Tüpraş'ın özelleştirilmesi, 1998'de başarılı bir 'halka açılma' uygulamasıyla başlamıştı. Şirket sermayesinin yüzde 34.5'i, küçük paylar halinde ve tartışma yaratmayan fiyatlarla satılmış, 1.2 milyar dolar gelir elde edilmiş, şirket yönetimi ile çalışanlarında rahatsızlık yaratmamış ve bu başarıyı gerçekleştirenler de ilgililerce kutlanmıştı. Bu büyük başarıdan sonra, başarıyı gerçekleştiren yöneticiler, görevlerinden uzaklaştırılmış, kısa bir süre sonra, ÖİB, şirketin geri kalan sermaye payının (yüzde 65.76'sının), blok satış yöntemiyle ihaleye çıkarılacağını ve en yüksek fiyatı verene şirketin devredileceğini açıklamıştı. Böyle bir uygulamanın, şirket için zararlı ve şirketin yüzde 34.5'ini satın almış olan küçük pay sahipleri için adaletsiz olduğu, o zaman çok yazılıp söylenmişti. Bu karardan sonra, hisse fiyatları sürekli düşmüş ve iyi niyetle hisse almış küçük ortaklara zarar vermiş, ama idare, kararını değiştirmemiştir. İhale yapıldıktan sonra, burada, üç yıl önce yüzde 34.5'i 1.2 milyar dolara halka satıldıktan sonra artık devletin, şirketin yüzde 65'ini 1.3 milyar dolara satamayacağı, devlet gücüne dayanarak yapılabilecek böyle bir zorlamanın, büyük bir yargı hesaplaşması yaratacağı, bunun da özelleştirme işlerimiz ve şirket yönetiminin başarısı üzerinde olumsuz etkiler yapacağı birçok uzman tarafından belirtilmişti.
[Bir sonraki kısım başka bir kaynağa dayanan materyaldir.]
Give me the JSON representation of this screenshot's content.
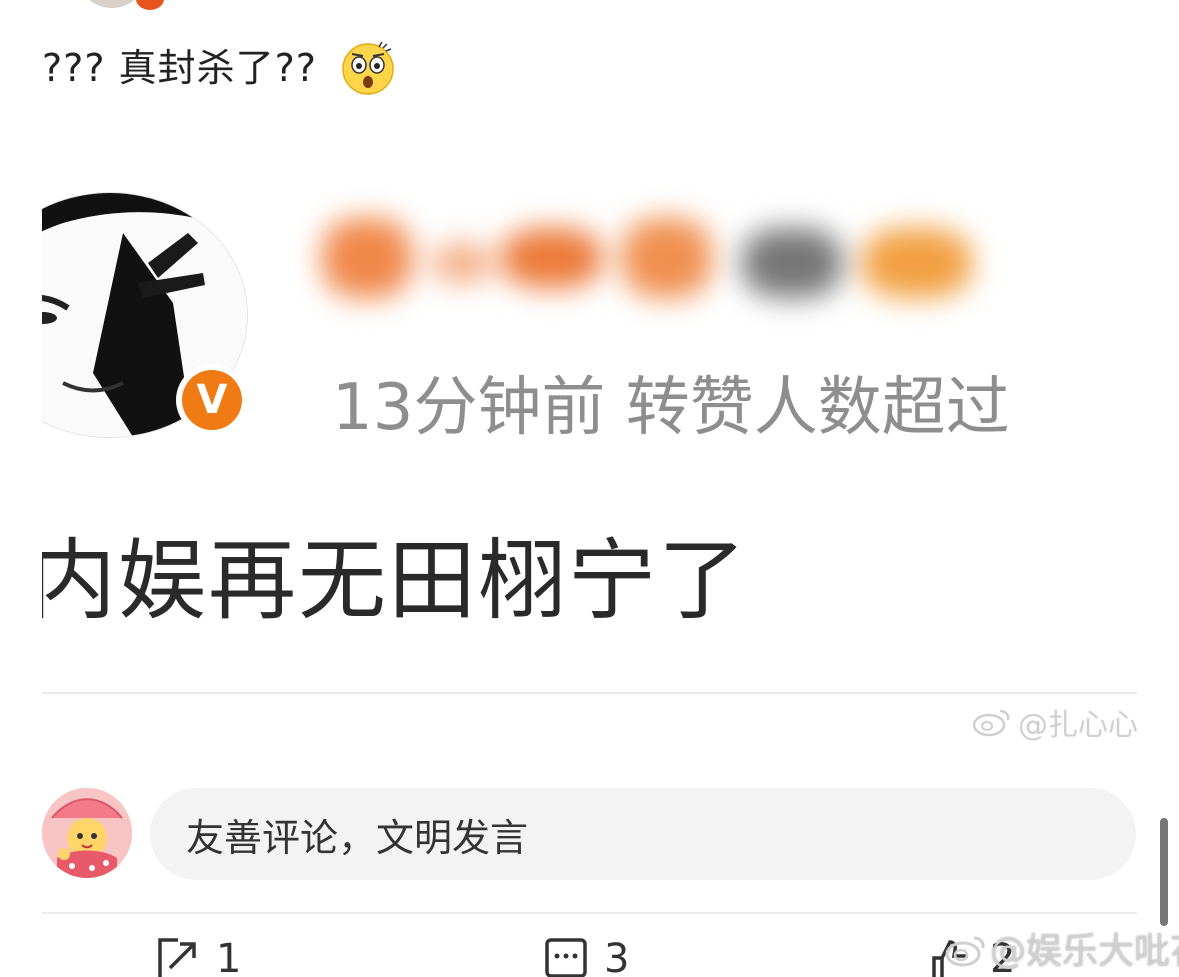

Tüpraş özelleştirmesinin ulaşacağı sonuç henüz belli değildir. Gelecekte, ilk ikisi başarısız olmuş, üçüncü Petkim ihalesi vardır. İdarenin yanlışları nedeniyle değeri çok düşmüş bulunan Telekom özelleştirmesi, yanlış olarak parçalanmış bulunan Tekel sigara işletmelerinin özelleştirmesi de sıradadır. Tüpraş, Petkim, Tekel ve Telekom özelleştirmelerinde yapılmış yanlışlardan yararlanılmalı ve bu büyük kuruluşların halka açılma yöntemiyle özelleştirilmelerinin yolu bulunmalıdır.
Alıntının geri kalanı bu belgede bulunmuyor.